# How does stationary sound waves in open tubes happen?

1. Jan 1, 2012

### louis058

This is not a question as such, but it's for answering a homework question.
I understand how stationary sound waves in a closed tube are formed, as they reflect off the closed end and the two waves travelling in opposite directions interfere to form a stationary resultant wave (that's how I was taught anyway), but how can it happen in an open tube?
There isn't anything to reflect off, but a stationary wave still forms?

2. Jan 1, 2012

### espen180

It is an effect of the boundary conditions imposed at the end of the tube. Usually we require that the gauge pressure vanishes at the end of an open pipe. This is an okay approximation for a thin tube.

The gauge pressure is the pressure relative to the ambient pressure (p=ptot-pamb).

3. Jan 1, 2012

### Chopin

To build on what espen180 said, the boundary conditions of the pipe (the fact that the pressure at the open end of the pipe must always be equal to the normal atmospheric pressure), end up causing a reflection just like there would be if the pipe was closed. The difference is, the reflection from an open tube is the inverse of the incident wave--that way, the sum of the incident and reflected wave always cancel out the pressure at the end of the tube, enforcing the boundary condition.

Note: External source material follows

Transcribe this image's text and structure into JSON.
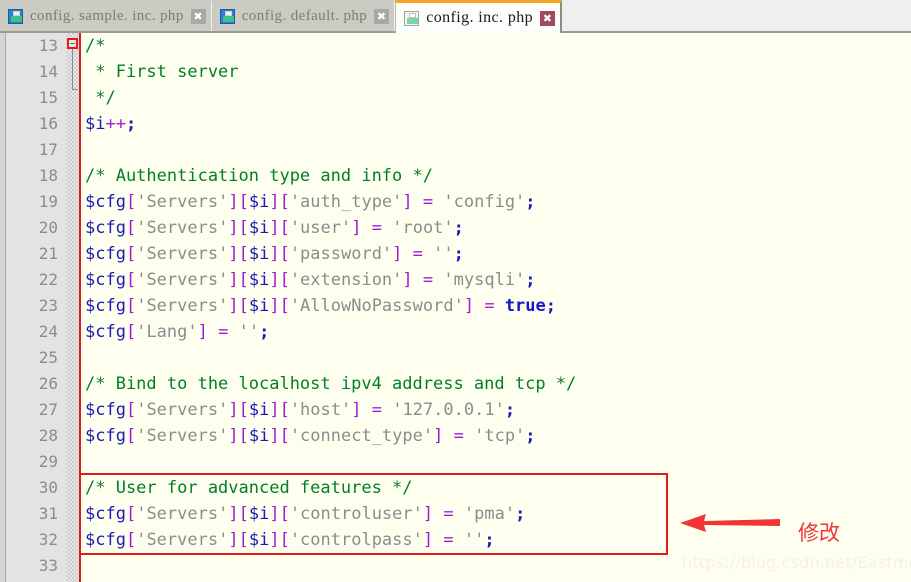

Since the reflected wave is the inverse of the incident wave, they form standing waves at different frequencies than a closed tube, where the reflected wave is identical to the incident wave. That's why open tubes and closed tubes have different resonant frequencies.

4. Jan 2, 2012

### louis058

I understand what you're saying, but I'm still not sure why the reflection from an open tube would be the inverse and such. Is there an online resource that could explain this to me?

5. Jan 2, 2012

6. Jan 2, 2012

### Chopin

Look at it this way. The physical behavior of air (whether in a tube or not) can be described by a second-order differential equation, right? This is why pressure waves move through it at all. By solving the equations, we find that the solutions take the form of sinusoidal waves, moving with a velocity $v$, the speed of sound. We're allowed to make the frequency of those sinusoids anything that we want, and since the differential equation is linear, we're also allowed to add up two solutions, and the result will also be a solution. So out in the open air, it's possible to describe a 1000 Hz wave and a 300 Hz wave, moving in different directions through the air simultaneously.

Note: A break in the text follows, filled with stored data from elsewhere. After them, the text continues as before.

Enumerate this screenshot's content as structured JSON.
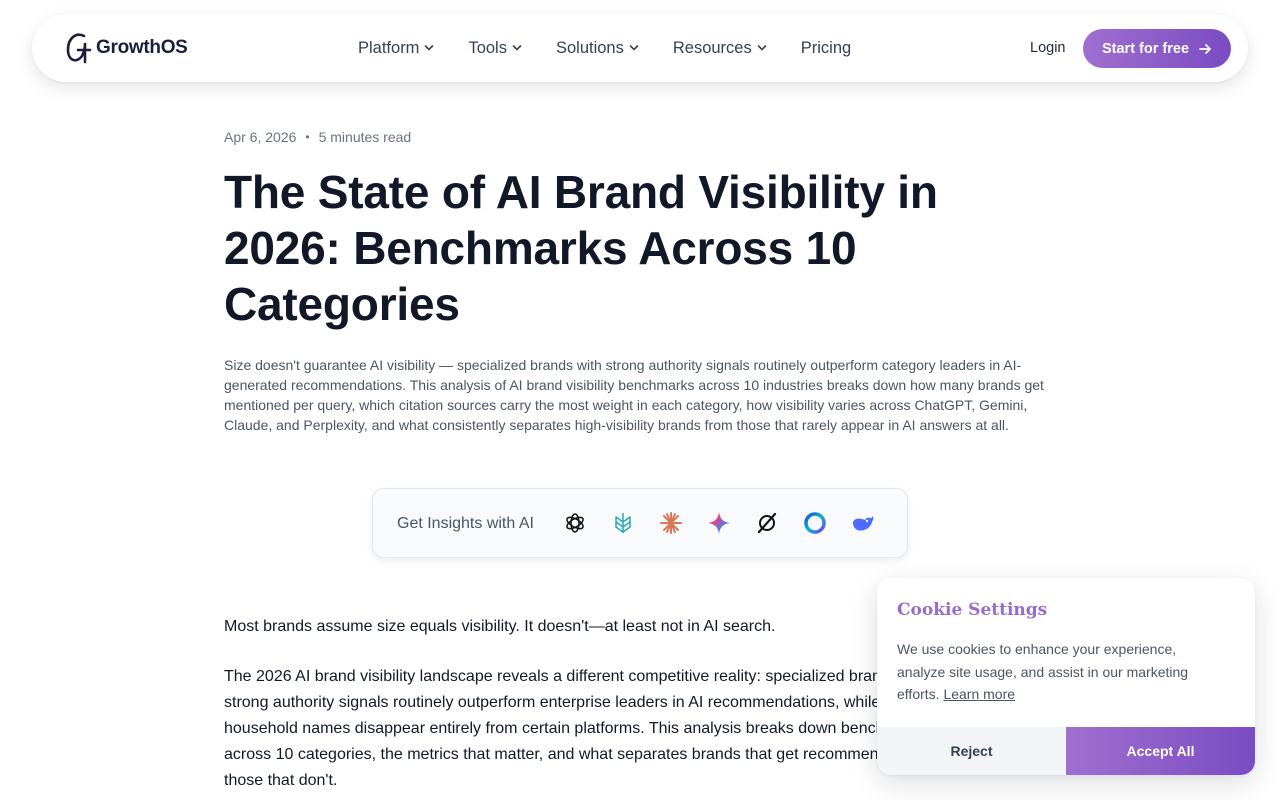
{
  "header": {
    "logo_text": "GrowthOS",
    "menu": [
      {
        "label": "Platform",
        "has_dropdown": true
      },
      {
        "label": "Tools",
        "has_dropdown": true
      },
      {
        "label": "Solutions",
        "has_dropdown": true
      },
      {
        "label": "Resources",
        "has_dropdown": true
      },
      {
        "label": "Pricing",
        "has_dropdown": false
      }
    ],
    "login_label": "Login",
    "cta_label": "Start for free",
    "cta_icon": "arrow-right-icon"
  },
  "article": {
    "date": "Apr 6, 2026",
    "separator": "•",
    "read_time": "5 minutes read",
    "title": "The State of AI Brand Visibility in 2026: Benchmarks Across 10 Categories",
    "summary": "Size doesn't guarantee AI visibility — specialized brands with strong authority signals routinely outperform category leaders in AI-generated recommendations. This analysis of AI brand visibility benchmarks across 10 industries breaks down how many brands get mentioned per query, which citation sources carry the most weight in each category, how visibility varies across ChatGPT, Gemini, Claude, and Perplexity, and what consistently separates high-visibility brands from those that rarely appear in AI answers at all.",
    "insights_label": "Get Insights with AI",
    "insights_icons": [
      "chatgpt-icon",
      "perplexity-icon",
      "claude-icon",
      "gemini-icon",
      "grok-icon",
      "copilot-icon",
      "deepseek-icon"
    ],
    "paragraph_1": "Most brands assume size equals visibility. It doesn't—at least not in AI search.",
    "paragraph_2": "The 2026 AI brand visibility landscape reveals a different competitive reality: specialized brands with strong authority signals routinely outperform enterprise leaders in AI recommendations, while some household names disappear entirely from certain platforms. This analysis breaks down benchmarks across 10 categories, the metrics that matter, and what separates brands that get recommended from those that don't."
  },
  "cookie": {
    "title": "Cookie Settings",
    "text": "We use cookies to enhance your experience, analyze site usage, and assist in our marketing efforts.",
    "learn_more": "Learn more",
    "reject_label": "Reject",
    "accept_label": "Accept All"
  },
  "colors": {
    "accent_start": "#a06fd0",
    "accent_end": "#7a4cc2",
    "cookie_title": "#9b6bc9",
    "logo_text": "#1b1f3b"
  }
}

In the tube, though, we have some additional physical constraints. For one, the waves can only move along the direction of the tube, so instead of waves being able to move in all directions, they can just go in two: forward through the tube, or backward through the tube. We can still have any frequency we want, but they must be going either forward or backward along the axis of the tube.

The second constraint is the boundary condition, which like in all differential equation problems, helps us to winnow down the set of allowable solutions from the wide-open field that we started with. In this case, the fact that the tube is open at the ends means that at these points, the pressure must at all times be equal to atmospheric pressure (which I'll call 0 for simplicity.) Intuitively this is because outside of the tube is very big, and we don't have any hope of imparting enough energy to it to appreciably change its pressure (this is the same reason you can model a heat bath as having a constant temperature, or an ideal voltage source as having a constant voltage, etc.)

So where we used to be free to pick any set of sinusoidal solutions we wanted and add them up, the introduction of this boundary condition means that we are no longer allowed to do that. Now we can only pick combinations that, when added up, leave us with 0 pressure at the two ends of the tube. If you do the math on that, you discover that the only way to enforce this condition at all times is for the solutions to be the sum of two sinusoids--one travelling in one direction, and the other travelling in the other direction, with their phases and frequencies set up just right. In those specific conditions, the two waves add up so that the ends always have 0 pressure, and the rest of the tube forms a standing wave. Therefore, these combinations of waves are the only allowable solutions to the equation under these boundary conditions.